Wegen der Corona-Krise befinden sich die Reisebüros in einer misslichen Lage. Sämtliche Provisionen seien verloren gegangen. Vielen drohe die Pleite, sagt Manuela Schiffner aus Nellingen. Sie fordert einen bundesweiten Rettungsfonds.

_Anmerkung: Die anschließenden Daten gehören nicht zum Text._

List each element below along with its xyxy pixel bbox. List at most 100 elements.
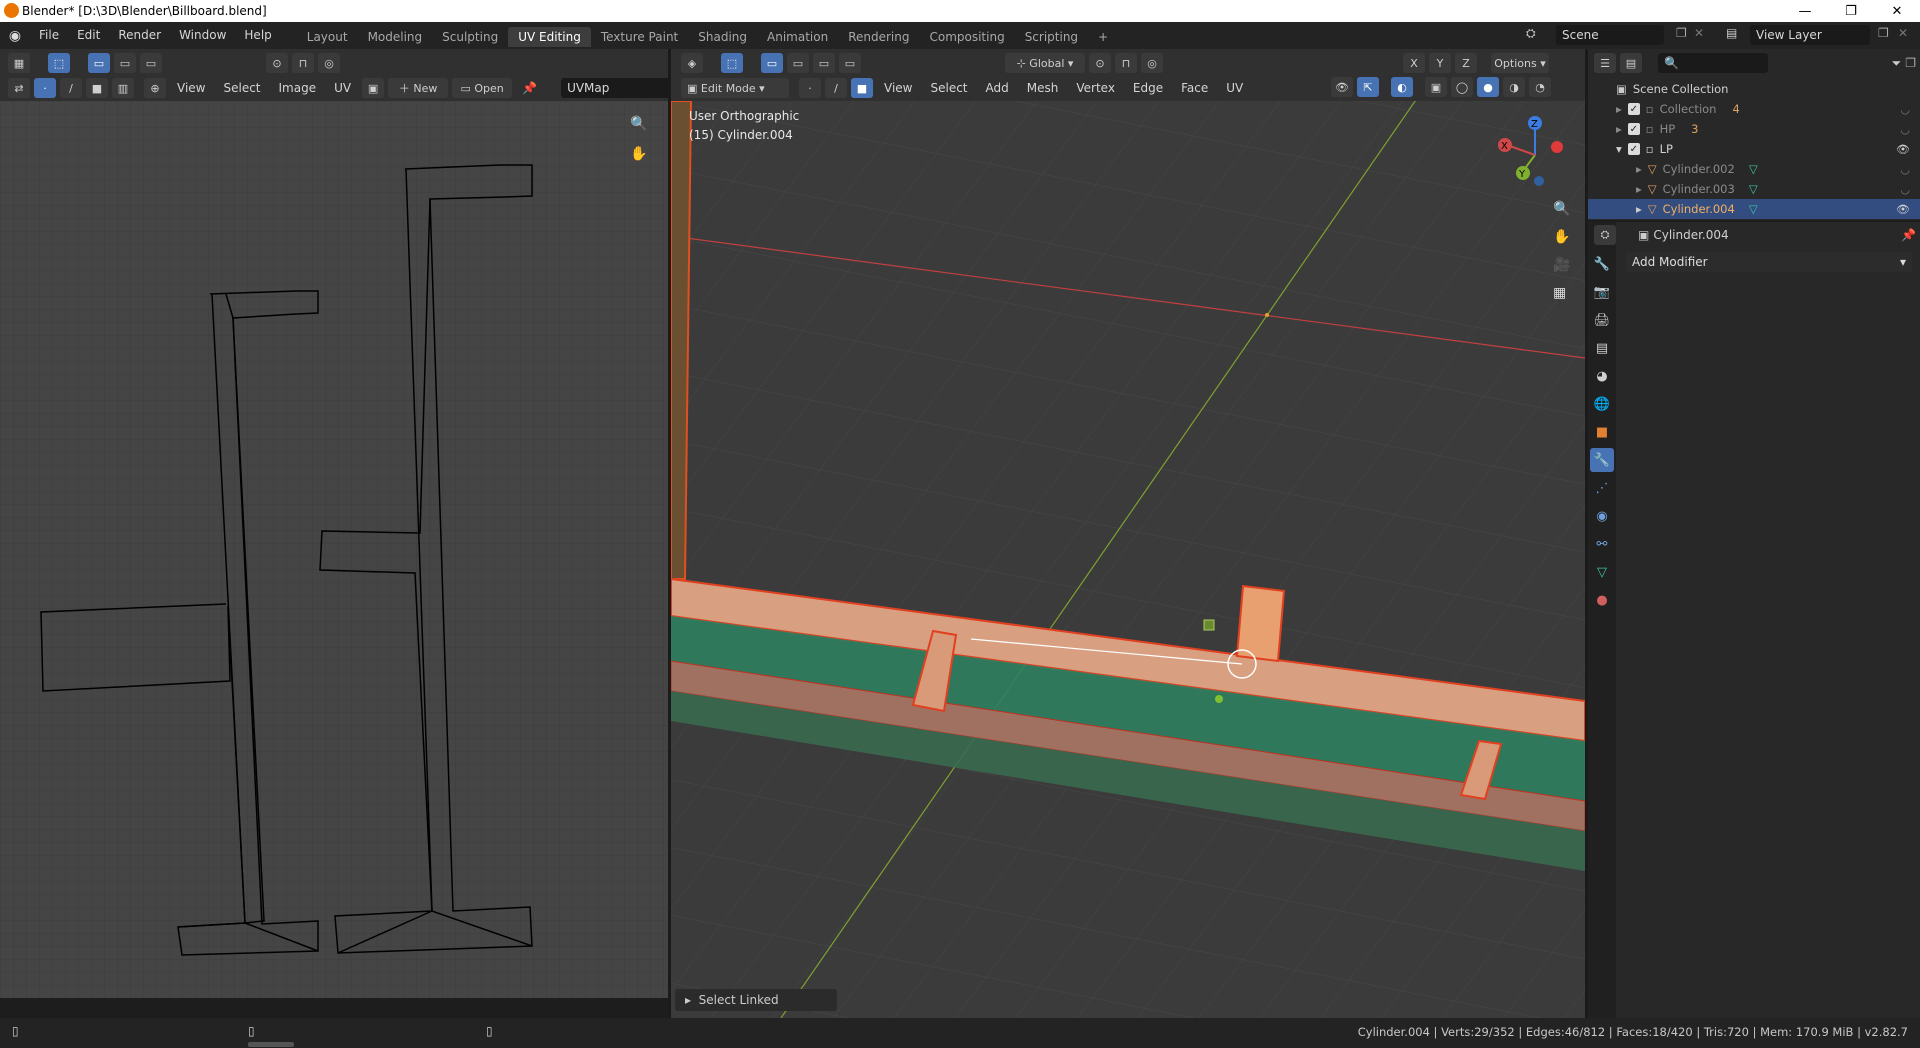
view-layer-tab-icon[interactable]: ▤ (1590, 336, 1614, 360)
wireframe-shading-icon[interactable]: ◯ (1451, 77, 1473, 97)
uv-vertex-mode-icon[interactable]: · (34, 78, 56, 98)
visibility-eye-icon[interactable]: ◡ (1900, 163, 1910, 176)
outliner-editor-icon[interactable]: ☰ (1594, 53, 1616, 73)
new-scene-icon[interactable]: ❐ (1676, 26, 1687, 40)
visibility-eye-icon[interactable]: ◡ (1900, 103, 1910, 116)
outliner-item-cylinder-003[interactable]: ▸ ▽ Cylinder.003 ▽ ◡ (1588, 179, 1920, 199)
visibility-eye-icon[interactable]: ◡ (1900, 123, 1910, 136)
face-select-mode-icon[interactable]: ■ (851, 78, 873, 98)
outliner-item-collection[interactable]: ▸ ✓ ▫ Collection 4 ◡ (1588, 99, 1920, 119)
exclude-checkbox[interactable]: ✓ (1627, 143, 1640, 155)
outliner-item-lp[interactable]: ▾ ✓ ▫ LP 👁 (1588, 139, 1920, 159)
tool-tab-icon[interactable]: 🔧 (1590, 252, 1614, 276)
uv-menu-select[interactable]: Select (216, 77, 267, 99)
select-mode-new-icon[interactable]: ▭ (88, 53, 110, 73)
select-mode-subtract-icon[interactable]: ▭ (140, 53, 162, 73)
vp-select-invert-icon[interactable]: ▭ (839, 53, 861, 73)
solid-shading-icon[interactable]: ● (1477, 77, 1499, 97)
data-tab-icon[interactable]: ▽ (1590, 560, 1614, 584)
vp-menu-select[interactable]: Select (923, 77, 974, 99)
vp-select-extend-icon[interactable]: ▭ (787, 53, 809, 73)
close-button[interactable]: ✕ (1874, 0, 1920, 22)
uv-pan-icon[interactable]: ✋ (630, 146, 647, 162)
outliner-item-hp[interactable]: ▸ ✓ ▫ HP 3 ◡ (1588, 119, 1920, 139)
uv-editor-canvas[interactable]: 🔍 ✋ (0, 101, 668, 998)
sticky-select-icon[interactable]: ⊕ (144, 78, 166, 98)
open-image-button[interactable]: ▭ Open (452, 78, 513, 98)
menu-help[interactable]: Help (235, 22, 280, 49)
view-layer-field[interactable]: View Layer (1750, 25, 1870, 45)
maximize-button[interactable]: ❐ (1828, 0, 1874, 22)
blender-menu-icon[interactable]: ◉ (0, 28, 30, 44)
tab-texture-paint[interactable]: Texture Paint (591, 27, 688, 47)
pin-icon[interactable]: 📌 (522, 81, 537, 95)
visibility-eye-icon[interactable]: 👁 (1896, 203, 1910, 216)
select-mode-extend-icon[interactable]: ▭ (114, 53, 136, 73)
modifier-tab-icon[interactable]: 🔧 (1590, 448, 1614, 472)
pivot-icon[interactable]: ⊙ (266, 53, 288, 73)
exclude-checkbox[interactable]: ✓ (1627, 103, 1640, 115)
menu-window[interactable]: Window (170, 22, 235, 49)
vp-menu-uv[interactable]: UV (1219, 77, 1250, 99)
viewport-editor-type-icon[interactable]: ◈ (681, 53, 703, 73)
overlay-toggle-icon[interactable]: ◐ (1391, 77, 1413, 97)
uv-menu-uv[interactable]: UV (327, 77, 358, 99)
display-mode-icon[interactable]: ▤ (1620, 53, 1642, 73)
editor-type-icon[interactable]: ▦ (8, 53, 30, 73)
constraints-tab-icon[interactable]: ⚯ (1590, 532, 1614, 556)
orientation-dropdown[interactable]: ⊹ Global ▾ (1005, 53, 1085, 73)
material-tab-icon[interactable]: ● (1590, 588, 1614, 612)
uv-menu-image[interactable]: Image (272, 77, 324, 99)
add-workspace-button[interactable]: + (1088, 27, 1118, 47)
edge-select-mode-icon[interactable]: / (825, 78, 847, 98)
pin-icon[interactable]: 📌 (1901, 228, 1916, 242)
physics-tab-icon[interactable]: ◉ (1590, 504, 1614, 528)
world-tab-icon[interactable]: 🌐 (1590, 392, 1614, 416)
options-dropdown[interactable]: Options ▾ (1491, 53, 1549, 73)
tab-sculpting[interactable]: Sculpting (432, 27, 508, 47)
vp-zoom-icon[interactable]: 🔍 (1553, 201, 1570, 217)
visibility-eye-icon[interactable]: 👁 (1896, 143, 1910, 156)
vp-menu-add[interactable]: Add (979, 77, 1016, 99)
scene-field[interactable]: Scene (1556, 25, 1664, 45)
vp-menu-edge[interactable]: Edge (1126, 77, 1170, 99)
tab-uv-editing[interactable]: UV Editing (508, 26, 591, 47)
ortho-toggle-icon[interactable]: ▦ (1553, 285, 1566, 301)
particles-tab-icon[interactable]: ⋰ (1590, 476, 1614, 500)
render-tab-icon[interactable]: 📷 (1590, 280, 1614, 304)
uv-menu-view[interactable]: View (170, 77, 212, 99)
mirror-x-button[interactable]: X (1403, 53, 1425, 73)
menu-edit[interactable]: Edit (68, 22, 109, 49)
mirror-y-button[interactable]: Y (1429, 53, 1451, 73)
image-browse-icon[interactable]: ▣ (362, 78, 385, 98)
filter-icon[interactable]: ⏷ (1892, 56, 1902, 71)
new-view-layer-icon[interactable]: ❐ (1878, 26, 1889, 40)
visibility-eye-icon[interactable]: ◡ (1900, 183, 1910, 196)
vertex-select-mode-icon[interactable]: · (799, 78, 821, 98)
tab-shading[interactable]: Shading (688, 27, 757, 47)
new-collection-icon[interactable]: ❐ (1905, 56, 1916, 70)
tab-layout[interactable]: Layout (297, 27, 358, 47)
vp-menu-vertex[interactable]: Vertex (1069, 77, 1122, 99)
exclude-checkbox[interactable]: ✓ (1627, 123, 1640, 135)
mirror-z-button[interactable]: Z (1455, 53, 1477, 73)
material-shading-icon[interactable]: ◑ (1503, 77, 1525, 97)
vp-snap-icon[interactable]: ⊓ (1115, 53, 1137, 73)
menu-file[interactable]: File (30, 22, 68, 49)
visibility-icon[interactable]: 👁 (1331, 77, 1353, 97)
uv-sync-icon[interactable]: ⇄ (8, 78, 30, 98)
tab-modeling[interactable]: Modeling (358, 27, 433, 47)
outliner-item-cylinder-004[interactable]: ▸ ▽ Cylinder.004 ▽ 👁 (1588, 199, 1920, 219)
select-tool-icon[interactable]: ⬚ (48, 53, 70, 73)
object-tab-icon[interactable]: ■ (1590, 420, 1614, 444)
pivot-point-icon[interactable]: ⊙ (1089, 53, 1111, 73)
navigation-gizmo[interactable]: Z Y X (1495, 111, 1575, 191)
rendered-shading-icon[interactable]: ◔ (1529, 77, 1551, 97)
view-layer-icon[interactable]: ▤ (1726, 26, 1737, 40)
mode-dropdown[interactable]: ▣ Edit Mode ▾ (681, 78, 789, 98)
uv-island-mode-icon[interactable]: ▥ (112, 78, 134, 98)
remove-view-layer-icon[interactable]: ✕ (1898, 26, 1908, 40)
vp-menu-view[interactable]: View (877, 77, 919, 99)
snap-icon[interactable]: ⊓ (292, 53, 314, 73)
vp-menu-mesh[interactable]: Mesh (1020, 77, 1066, 99)
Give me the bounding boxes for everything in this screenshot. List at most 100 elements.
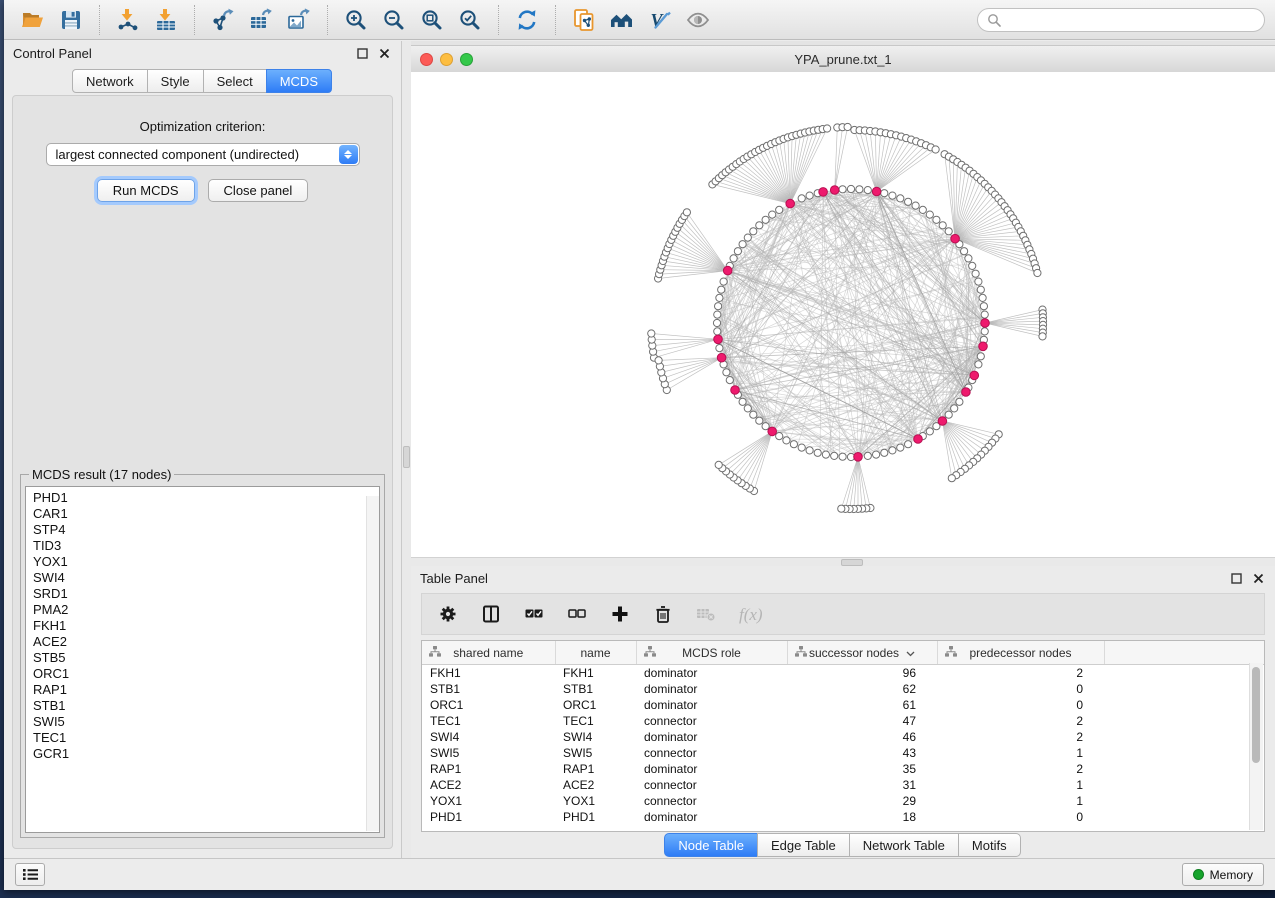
network-ring-node[interactable] xyxy=(713,319,720,326)
mcds-result-item[interactable]: SWI5 xyxy=(33,714,379,730)
show-hide-button[interactable] xyxy=(681,4,715,36)
show-columns-button[interactable] xyxy=(479,602,503,626)
network-ring-node[interactable] xyxy=(965,255,972,262)
network-ring-node[interactable] xyxy=(718,286,725,293)
cell-predecessor-nodes[interactable]: 0 xyxy=(937,681,1104,697)
network-ring-node[interactable] xyxy=(864,452,871,459)
mcds-result-item[interactable]: STB1 xyxy=(33,698,379,714)
cell-name[interactable]: ORC1 xyxy=(555,697,636,713)
network-ring-node[interactable] xyxy=(831,452,838,459)
network-leaf-node[interactable] xyxy=(683,209,690,216)
network-ring-node[interactable] xyxy=(881,190,888,197)
zoom-fit-button[interactable] xyxy=(415,4,449,36)
mcds-result-item[interactable]: PMA2 xyxy=(33,602,379,618)
network-ring-node[interactable] xyxy=(864,187,871,194)
node-table-row[interactable]: ORC1ORC1dominator610 xyxy=(422,697,1264,713)
network-ring-node[interactable] xyxy=(981,328,988,335)
network-ring-node[interactable] xyxy=(881,449,888,456)
optimization-criterion-select[interactable]: largest connected component (undirected) xyxy=(46,143,360,166)
select-all-button[interactable] xyxy=(522,602,546,626)
vertical-splitter-grip[interactable] xyxy=(403,446,410,468)
network-ring-node[interactable] xyxy=(716,294,723,301)
network-hub-node[interactable] xyxy=(723,266,732,275)
run-mcds-button[interactable]: Run MCDS xyxy=(97,179,195,202)
network-ring-node[interactable] xyxy=(969,262,976,269)
cell-name[interactable]: PHD1 xyxy=(555,809,636,825)
zoom-in-button[interactable] xyxy=(339,4,373,36)
network-ring-node[interactable] xyxy=(723,369,730,376)
save-session-button[interactable] xyxy=(54,4,88,36)
column-header-predecessor-nodes[interactable]: predecessor nodes xyxy=(937,641,1104,665)
mcds-result-item[interactable]: ORC1 xyxy=(33,666,379,682)
mcds-result-item[interactable]: TEC1 xyxy=(33,730,379,746)
node-table-row[interactable]: RAP1RAP1dominator352 xyxy=(422,761,1264,777)
network-ring-node[interactable] xyxy=(716,345,723,352)
network-ring-node[interactable] xyxy=(715,303,722,310)
cell-shared-name[interactable]: YOX1 xyxy=(422,793,555,809)
cell-shared-name[interactable]: SWI5 xyxy=(422,745,555,761)
network-ring-node[interactable] xyxy=(919,206,926,213)
cell-MCDS-role[interactable]: dominator xyxy=(636,729,787,745)
network-leaf-node[interactable] xyxy=(715,461,722,468)
network-ring-node[interactable] xyxy=(714,311,721,318)
network-hub-node[interactable] xyxy=(872,187,881,196)
node-table-row[interactable]: FKH1FKH1dominator962 xyxy=(422,665,1264,682)
cell-shared-name[interactable]: FKH1 xyxy=(422,665,555,682)
network-ring-node[interactable] xyxy=(839,453,846,460)
network-hub-node[interactable] xyxy=(854,453,863,462)
cell-name[interactable]: STB1 xyxy=(555,681,636,697)
clone-network-button[interactable] xyxy=(567,4,601,36)
network-ring-node[interactable] xyxy=(806,447,813,454)
vertical-splitter[interactable] xyxy=(402,41,411,858)
cell-name[interactable]: TEC1 xyxy=(555,713,636,729)
network-leaf-node[interactable] xyxy=(838,505,845,512)
network-ring-node[interactable] xyxy=(798,444,805,451)
network-ring-node[interactable] xyxy=(750,411,757,418)
cell-shared-name[interactable]: ACE2 xyxy=(422,777,555,793)
delete-table-button-disabled[interactable] xyxy=(694,602,718,626)
cell-shared-name[interactable]: RAP1 xyxy=(422,761,555,777)
network-leaf-node[interactable] xyxy=(1034,269,1041,276)
network-ring-node[interactable] xyxy=(726,377,733,384)
cell-predecessor-nodes[interactable]: 1 xyxy=(937,793,1104,809)
table-scrollbar-track[interactable] xyxy=(1249,663,1263,830)
network-ring-node[interactable] xyxy=(720,278,727,285)
network-hub-node[interactable] xyxy=(786,199,795,208)
network-ring-node[interactable] xyxy=(897,444,904,451)
node-table-row[interactable]: SWI4SWI4dominator462 xyxy=(422,729,1264,745)
network-ring-node[interactable] xyxy=(776,206,783,213)
horizontal-splitter-grip[interactable] xyxy=(841,559,863,566)
network-ring-node[interactable] xyxy=(750,228,757,235)
network-ring-node[interactable] xyxy=(905,198,912,205)
network-ring-node[interactable] xyxy=(856,186,863,193)
export-table-button[interactable] xyxy=(244,4,278,36)
function-builder-button-disabled[interactable]: f(x) xyxy=(737,602,771,626)
network-ring-node[interactable] xyxy=(981,311,988,318)
column-header-MCDS-role[interactable]: MCDS role xyxy=(636,641,787,665)
network-ring-node[interactable] xyxy=(762,216,769,223)
cell-predecessor-nodes[interactable]: 2 xyxy=(937,761,1104,777)
network-ring-node[interactable] xyxy=(756,417,763,424)
network-hub-node[interactable] xyxy=(951,234,960,243)
mcds-result-item[interactable]: TID3 xyxy=(33,538,379,554)
network-ring-node[interactable] xyxy=(956,398,963,405)
cell-predecessor-nodes[interactable]: 0 xyxy=(937,697,1104,713)
tab-mcds[interactable]: MCDS xyxy=(266,69,332,93)
network-ring-node[interactable] xyxy=(905,441,912,448)
network-ring-node[interactable] xyxy=(762,423,769,430)
network-ring-node[interactable] xyxy=(961,248,968,255)
cell-shared-name[interactable]: STB1 xyxy=(422,681,555,697)
cell-MCDS-role[interactable]: dominator xyxy=(636,761,787,777)
network-ring-node[interactable] xyxy=(980,303,987,310)
network-leaf-node[interactable] xyxy=(648,330,655,337)
memory-button[interactable]: Memory xyxy=(1182,863,1264,886)
deselect-all-button[interactable] xyxy=(565,602,589,626)
network-ring-node[interactable] xyxy=(769,211,776,218)
network-ring-node[interactable] xyxy=(744,405,751,412)
mcds-result-item[interactable]: CAR1 xyxy=(33,506,379,522)
cell-MCDS-role[interactable]: connector xyxy=(636,713,787,729)
import-table-button[interactable] xyxy=(149,4,183,36)
network-ring-node[interactable] xyxy=(945,411,952,418)
close-panel-button-mcds[interactable]: Close panel xyxy=(208,179,309,202)
cell-successor-nodes[interactable]: 61 xyxy=(787,697,937,713)
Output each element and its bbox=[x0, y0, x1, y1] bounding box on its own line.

Ostfildern - Manuela Schiffner hat während ihrer 25-jährigen Tätigkeit in der Reisebranche schon viele Stürme durchgestanden, zum Beispiel die Finanzkrise 2007/2008 oder erst im vergangenen Jahr die Pleite von Thomas Cook. „Das hat uns schon an den Rand des Wahnsinns gebracht“, erinnert sich die Nellingerin. Aber die Folgen der Corona-Epidemie seien „schlimmer als wir uns das jemals haben erträumt haben“. Bis zu 95 Prozent ihrer Jahreseinkünfte würden die Reisebüros verlieren, schätzt der Verband unabhängiger selbstständiger Reisebüros (VUSR). Schiffner kann das nur unterschreiben. Sie und die vielen Kollegen in den bundesweit gut 10 000 Reisebüros arbeiteten im Augenblick völlig umsonst. Wegen der ausgefallenen Reisen behielten die Veranstalter die Provision ein oder forderten sie wieder zurück. Die bisher geleistete Arbeit werde nicht bezahlt. Mehr noch. Auch für die aufwendige Rückabwicklung der Buchungen springe überhaupt nichts heraus. Wenn der Staat nicht schnell helfe, drohe eine Flut von Pleiten, befürchtet Schiffner für ihre Branche, an der immerhin ein Jahresumsatz von 11,7 Milliarden Euro und 2,9 Millionen Arbeitsplätze hingen. Die Unternehmerin aus Nellingen beklagt, dass die Hilfsgelder aus den öffentlichen Kassen bisher vornehmlich an die verteilt worden seien, „die am lautesten geschrien haben“. Doch das werde man nicht akzeptieren. Vor Kurzem ist Schiffner deshalb mit vielen Berufskollegen in Stuttgart auf die Straße gegangen, um gegen diese „Ungerechtigkeit“ zu demonstrieren, das nächste Mal vermutlich am 13. Mai, wieder in der Landeshauptstadt. Weil man sich noch kein Gehör habe verschaffen können, werde es weitere Protestaktionen geben. Als beste Lösung sieht Manuela Schiffner einen Reiserettungsfonds, wie ihn auch Thomas Bareiß, der Tourismusbeauftragte der Bundesregierung, angeregt hat. Von der Lösung, die Kunden mit Gutscheinen für spätere Reisen zu vertrösten, hält sie überhaupt nichts. „Das ist unfair gegenüber den Endverbrauchern“, sagt sie. Die Kunden hätten damit überhaupt keine Sicherheit. Denn niemand könne garantieren, ob es den entsprechenden Veranstalter nächstes Jahr überhaupt noch gibt.